Some categories carry more weight than others — ATS compatibility in particular can override an otherwise decent resume. Every issue flagged comes with a concrete fix.
05
Key Technical Decisions
PDF Processing
Client-side via pdf.js
Privacy was a first-class constraint: the resume should never leave the user's browser. pdf.js renders each page to a canvas at 4× scale, then converts to PNG for AI analysis. This also eliminates a backend upload pipeline entirely.
Tradeoff
Adds bundle weight. Mitigated with dynamic import — pdf.js only loads when the user submits a file.
State Management
Zustand wrapping Puter SDK
Zustand provides a clean, typed reactive interface over Puter's SDK calls. The store handles auth state, upload progress, analysis results, and error states — all with Redux DevTools support for debugging.
Tradeoff
A thin abstraction to maintain if Puter's SDK API changes, but the coupling is intentionally shallow.
AI Response Schema
TypeScript interface injected as prompt documentation
Injecting the TypeScript interface directly into the system prompt reliably constrains the model to return exactly the expected JSON structure. No post-processing or fallback parsing needed.
Tradeoff
More prompt tokens per request, but the consistency benefit far outweighs the marginal cost.
Unique IDs
crypto.randomUUID() for serverless ID generation
With no backend, there's no database sequence or UUID service. crypto.randomUUID() is collision-resistant and available in all modern browsers — sufficient for per-user session and file identification in Puter's KV store.
Tradeoff
None meaningful at this scale.
06
Reflection
What I Learned
The technical implementation took a day. Getting the scoring to behave honestly took the rest of the project.
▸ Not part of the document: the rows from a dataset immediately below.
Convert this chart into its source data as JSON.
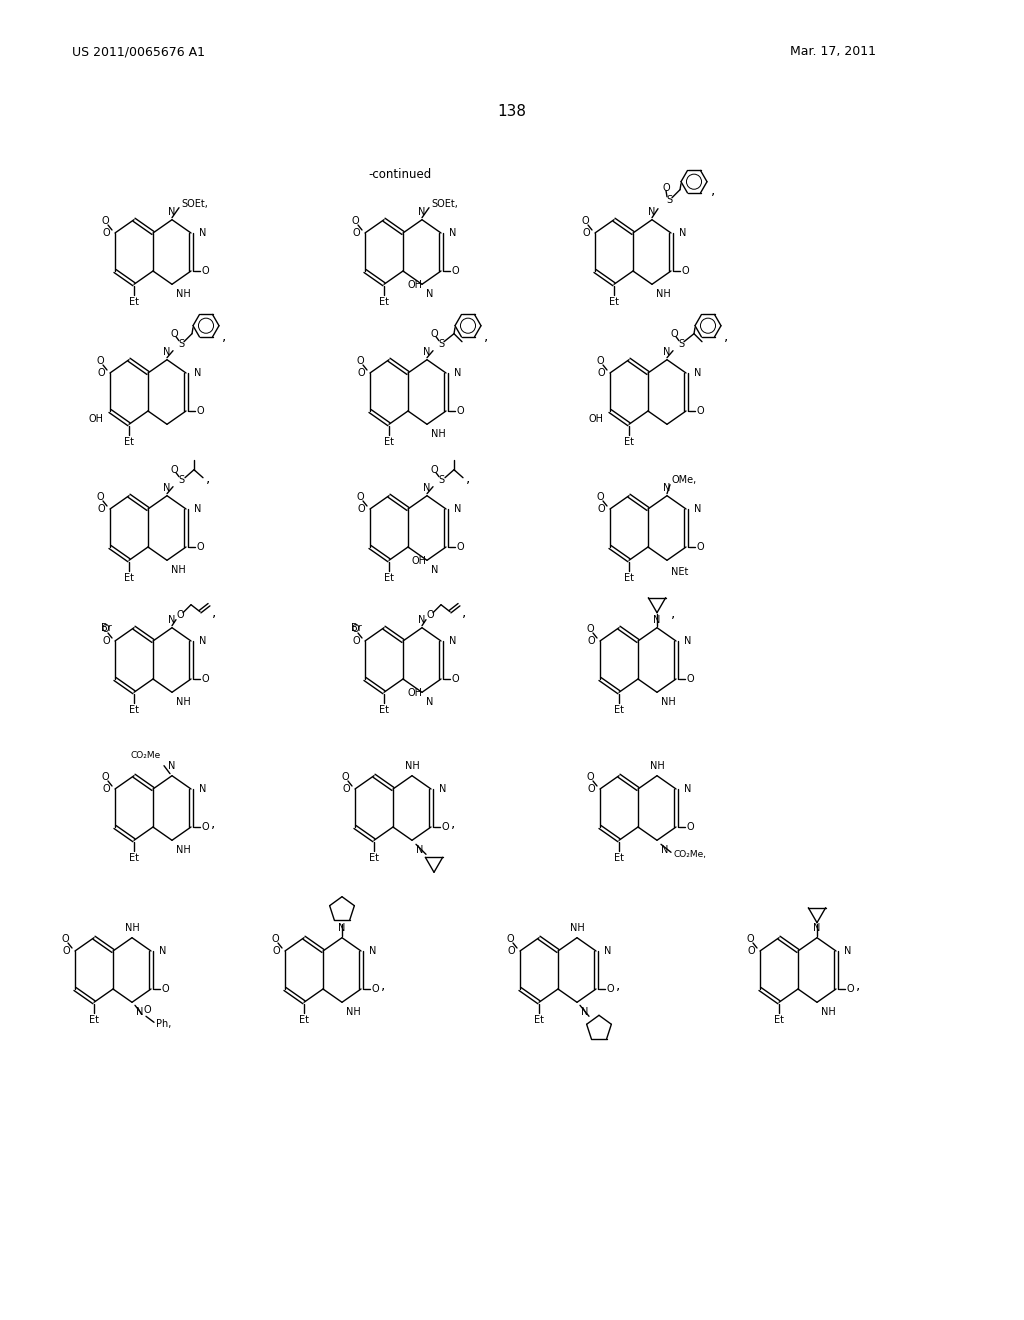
{
  "patent_number": "US 2011/0065676 A1",
  "date": "Mar. 17, 2011",
  "page_number": "138",
  "continued": "-continued",
  "bg": "#ffffff"
}
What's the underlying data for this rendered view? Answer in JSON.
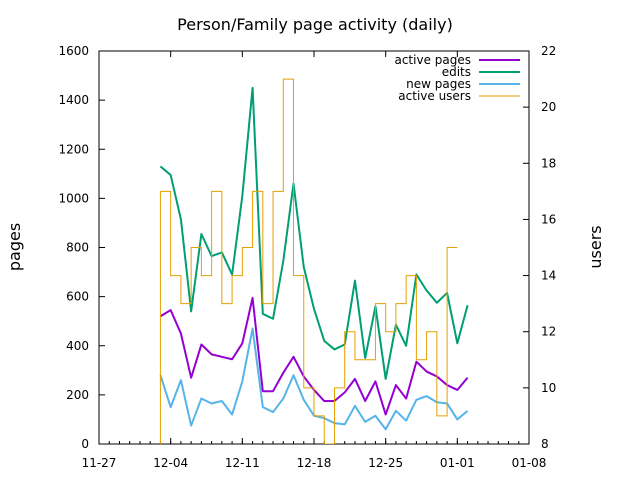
{
  "chart_data": {
    "type": "line",
    "title": "Person/Family page activity (daily)",
    "ylabel": "pages",
    "y2label": "users",
    "ylim": [
      0,
      1600
    ],
    "y2lim": [
      8,
      22
    ],
    "yticks": [
      0,
      200,
      400,
      600,
      800,
      1000,
      1200,
      1400,
      1600
    ],
    "y2ticks": [
      8,
      10,
      12,
      14,
      16,
      18,
      20,
      22
    ],
    "xlim": [
      "2023-11-27",
      "2024-01-08"
    ],
    "xticks": [
      {
        "date": "2023-11-27",
        "label": "11-27"
      },
      {
        "date": "2023-12-04",
        "label": "12-04"
      },
      {
        "date": "2023-12-11",
        "label": "12-11"
      },
      {
        "date": "2023-12-18",
        "label": "12-18"
      },
      {
        "date": "2023-12-25",
        "label": "12-25"
      },
      {
        "date": "2024-01-01",
        "label": "01-01"
      },
      {
        "date": "2024-01-08",
        "label": "01-08"
      }
    ],
    "legend_position": "top-right",
    "x": [
      "2023-12-03",
      "2023-12-04",
      "2023-12-05",
      "2023-12-06",
      "2023-12-07",
      "2023-12-08",
      "2023-12-09",
      "2023-12-10",
      "2023-12-11",
      "2023-12-12",
      "2023-12-13",
      "2023-12-14",
      "2023-12-15",
      "2023-12-16",
      "2023-12-17",
      "2023-12-18",
      "2023-12-19",
      "2023-12-20",
      "2023-12-21",
      "2023-12-22",
      "2023-12-23",
      "2023-12-24",
      "2023-12-25",
      "2023-12-26",
      "2023-12-27",
      "2023-12-28",
      "2023-12-29",
      "2023-12-30",
      "2023-12-31",
      "2024-01-01",
      "2024-01-02"
    ],
    "series": [
      {
        "name": "active pages",
        "axis": "y",
        "color": "#9400d3",
        "style": "line",
        "values": [
          520,
          545,
          450,
          270,
          405,
          365,
          355,
          345,
          410,
          595,
          215,
          215,
          290,
          355,
          275,
          220,
          175,
          175,
          210,
          265,
          175,
          255,
          120,
          240,
          185,
          335,
          295,
          275,
          240,
          220,
          270
        ]
      },
      {
        "name": "edits",
        "axis": "y",
        "color": "#009e73",
        "style": "line",
        "values": [
          1130,
          1095,
          915,
          540,
          855,
          765,
          780,
          690,
          1010,
          1450,
          530,
          510,
          745,
          1060,
          720,
          550,
          420,
          385,
          405,
          665,
          350,
          560,
          265,
          485,
          400,
          690,
          625,
          575,
          615,
          410,
          565
        ]
      },
      {
        "name": "new pages",
        "axis": "y",
        "color": "#56b4e9",
        "style": "line",
        "values": [
          280,
          150,
          260,
          75,
          185,
          165,
          175,
          120,
          255,
          470,
          150,
          130,
          185,
          280,
          180,
          115,
          105,
          85,
          80,
          155,
          90,
          115,
          60,
          135,
          95,
          180,
          195,
          170,
          165,
          100,
          135
        ]
      },
      {
        "name": "active users",
        "axis": "y2",
        "color": "#e69f00",
        "style": "steps",
        "values": [
          17,
          14,
          13,
          15,
          14,
          17,
          13,
          14,
          15,
          17,
          13,
          17,
          21,
          14,
          10,
          9,
          8,
          10,
          12,
          11,
          11,
          13,
          12,
          13,
          14,
          11,
          12,
          9,
          15,
          null,
          null
        ]
      }
    ]
  }
}
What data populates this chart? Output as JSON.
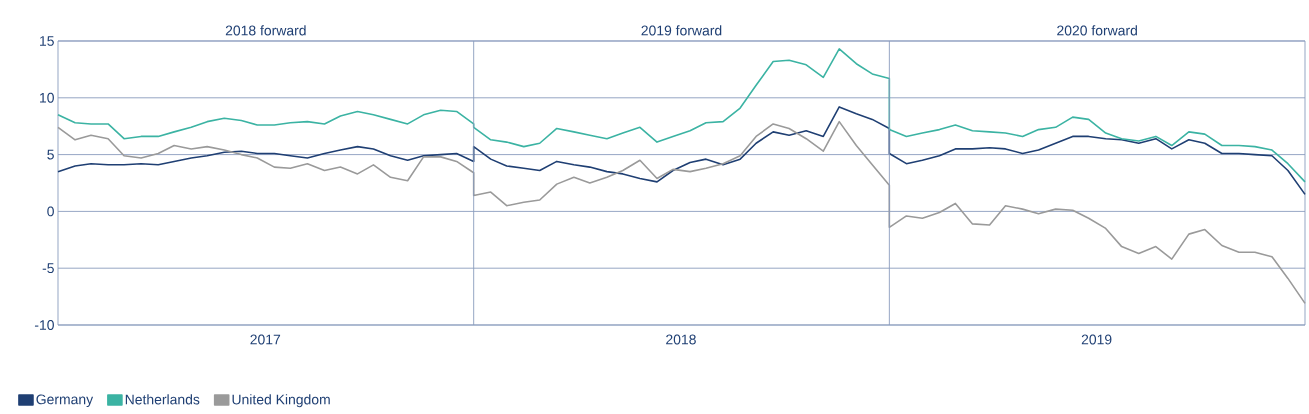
{
  "chart_data": {
    "type": "line",
    "annotations": [
      "2018 forward",
      "2019 forward",
      "2020 forward"
    ],
    "xlim": [
      "2017-01-01",
      "2020-01-01"
    ],
    "xticks": [
      {
        "value": "2017-07-02",
        "label": "2017"
      },
      {
        "value": "2018-07-02",
        "label": "2018"
      },
      {
        "value": "2019-07-02",
        "label": "2019"
      }
    ],
    "ylim": [
      -10,
      15
    ],
    "yticks": [
      -10,
      -5,
      0,
      5,
      10,
      15
    ],
    "grid": "y",
    "legend": "bottom",
    "ref_lines": [
      {
        "axis": "x",
        "value": "2018-01-01",
        "color": "#8a9bbd"
      },
      {
        "axis": "x",
        "value": "2019-01-01",
        "color": "#8a9bbd"
      }
    ],
    "x": [
      "2017-01-01",
      "2017-01-16",
      "2017-01-30",
      "2017-02-14",
      "2017-02-28",
      "2017-03-15",
      "2017-03-30",
      "2017-04-13",
      "2017-04-28",
      "2017-05-12",
      "2017-05-27",
      "2017-06-11",
      "2017-06-25",
      "2017-07-10",
      "2017-07-24",
      "2017-08-08",
      "2017-08-23",
      "2017-09-06",
      "2017-09-21",
      "2017-10-05",
      "2017-10-20",
      "2017-11-04",
      "2017-11-18",
      "2017-12-03",
      "2017-12-17",
      "2018-01-01",
      "2018-01-01",
      "2018-01-16",
      "2018-01-30",
      "2018-02-14",
      "2018-02-28",
      "2018-03-15",
      "2018-03-30",
      "2018-04-13",
      "2018-04-28",
      "2018-05-12",
      "2018-05-27",
      "2018-06-11",
      "2018-06-25",
      "2018-07-10",
      "2018-07-24",
      "2018-08-08",
      "2018-08-23",
      "2018-09-06",
      "2018-09-21",
      "2018-10-05",
      "2018-10-20",
      "2018-11-04",
      "2018-11-18",
      "2018-12-03",
      "2018-12-17",
      "2019-01-01",
      "2019-01-01",
      "2019-01-16",
      "2019-01-30",
      "2019-02-14",
      "2019-02-28",
      "2019-03-15",
      "2019-03-30",
      "2019-04-13",
      "2019-04-28",
      "2019-05-12",
      "2019-05-27",
      "2019-06-11",
      "2019-06-25",
      "2019-07-10",
      "2019-07-24",
      "2019-08-08",
      "2019-08-23",
      "2019-09-06",
      "2019-09-21",
      "2019-10-05",
      "2019-10-20",
      "2019-11-04",
      "2019-11-18",
      "2019-12-03",
      "2019-12-17",
      "2020-01-01"
    ],
    "series": [
      {
        "name": "Germany",
        "color": "#1f3f73",
        "values": [
          3.5,
          4.0,
          4.2,
          4.1,
          4.1,
          4.2,
          4.1,
          4.4,
          4.7,
          4.9,
          5.2,
          5.3,
          5.1,
          5.1,
          4.9,
          4.7,
          5.1,
          5.4,
          5.7,
          5.5,
          4.9,
          4.5,
          4.9,
          5.0,
          5.1,
          4.4,
          5.7,
          4.6,
          4.0,
          3.8,
          3.6,
          4.4,
          4.1,
          3.9,
          3.5,
          3.3,
          2.9,
          2.6,
          3.6,
          4.3,
          4.6,
          4.1,
          4.6,
          6.0,
          7.0,
          6.7,
          7.1,
          6.6,
          9.2,
          8.6,
          8.1,
          7.3,
          5.1,
          4.2,
          4.5,
          4.9,
          5.5,
          5.5,
          5.6,
          5.5,
          5.1,
          5.4,
          6.0,
          6.6,
          6.6,
          6.4,
          6.3,
          6.0,
          6.4,
          5.5,
          6.3,
          6.0,
          5.1,
          5.1,
          5.0,
          4.9,
          3.6,
          1.5
        ]
      },
      {
        "name": "Netherlands",
        "color": "#3bb3a3",
        "values": [
          8.5,
          7.8,
          7.7,
          7.7,
          6.4,
          6.6,
          6.6,
          7.0,
          7.4,
          7.9,
          8.2,
          8.0,
          7.6,
          7.6,
          7.8,
          7.9,
          7.7,
          8.4,
          8.8,
          8.5,
          8.1,
          7.7,
          8.5,
          8.9,
          8.8,
          7.7,
          7.4,
          6.3,
          6.1,
          5.7,
          6.0,
          7.3,
          7.0,
          6.7,
          6.4,
          6.9,
          7.4,
          6.1,
          6.6,
          7.1,
          7.8,
          7.9,
          9.1,
          11.1,
          13.2,
          13.3,
          12.9,
          11.8,
          14.3,
          13.0,
          12.1,
          11.7,
          7.2,
          6.6,
          6.9,
          7.2,
          7.6,
          7.1,
          7.0,
          6.9,
          6.6,
          7.2,
          7.4,
          8.3,
          8.1,
          6.9,
          6.4,
          6.2,
          6.6,
          5.8,
          7.0,
          6.8,
          5.8,
          5.8,
          5.7,
          5.4,
          4.2,
          2.6
        ]
      },
      {
        "name": "United Kingdom",
        "color": "#9a9a9a",
        "values": [
          7.4,
          6.3,
          6.7,
          6.4,
          4.9,
          4.7,
          5.1,
          5.8,
          5.5,
          5.7,
          5.4,
          5.0,
          4.7,
          3.9,
          3.8,
          4.2,
          3.6,
          3.9,
          3.3,
          4.1,
          3.0,
          2.7,
          4.8,
          4.8,
          4.4,
          3.4,
          1.4,
          1.7,
          0.5,
          0.8,
          1.0,
          2.4,
          3.0,
          2.5,
          3.0,
          3.6,
          4.5,
          2.9,
          3.7,
          3.5,
          3.8,
          4.2,
          4.9,
          6.6,
          7.7,
          7.3,
          6.4,
          5.3,
          7.9,
          5.8,
          4.1,
          2.3,
          -1.4,
          -0.4,
          -0.6,
          -0.1,
          0.7,
          -1.1,
          -1.2,
          0.5,
          0.2,
          -0.2,
          0.2,
          0.1,
          -0.6,
          -1.5,
          -3.1,
          -3.7,
          -3.1,
          -4.2,
          -2.0,
          -1.6,
          -3.0,
          -3.6,
          -3.6,
          -4.0,
          -5.9,
          -8.1
        ]
      }
    ]
  }
}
- — Prompt iteration is engineering — it requires hypotheses, tests, and measurable outcomes, not intuition
- — Client-side processing is underrated — browser APIs are powerful enough for tasks most developers reflexively push to a server
- — Zustand + external SDK pattern is repeatable — clean abstraction over third-party state is worth the extra file
Results
Infrastructure cost
$0 / month
Puter's per-user model means the developer pays nothing at any scale
End-to-end processing
~5 seconds
PDF render + AI analysis + result display from submit to results
Privacy
Zero server exposure
Resume content never leaves the user's browser — processed entirely client-side
Resumer demonstrated that the combination of Puter's platform and modern browser APIs can eliminate entire infrastructure tiers. The project wasn't primarily about the AI feature — it was about proving that tailored prompt engineering, not backend complexity, is what makes AI-powered tools genuinely useful.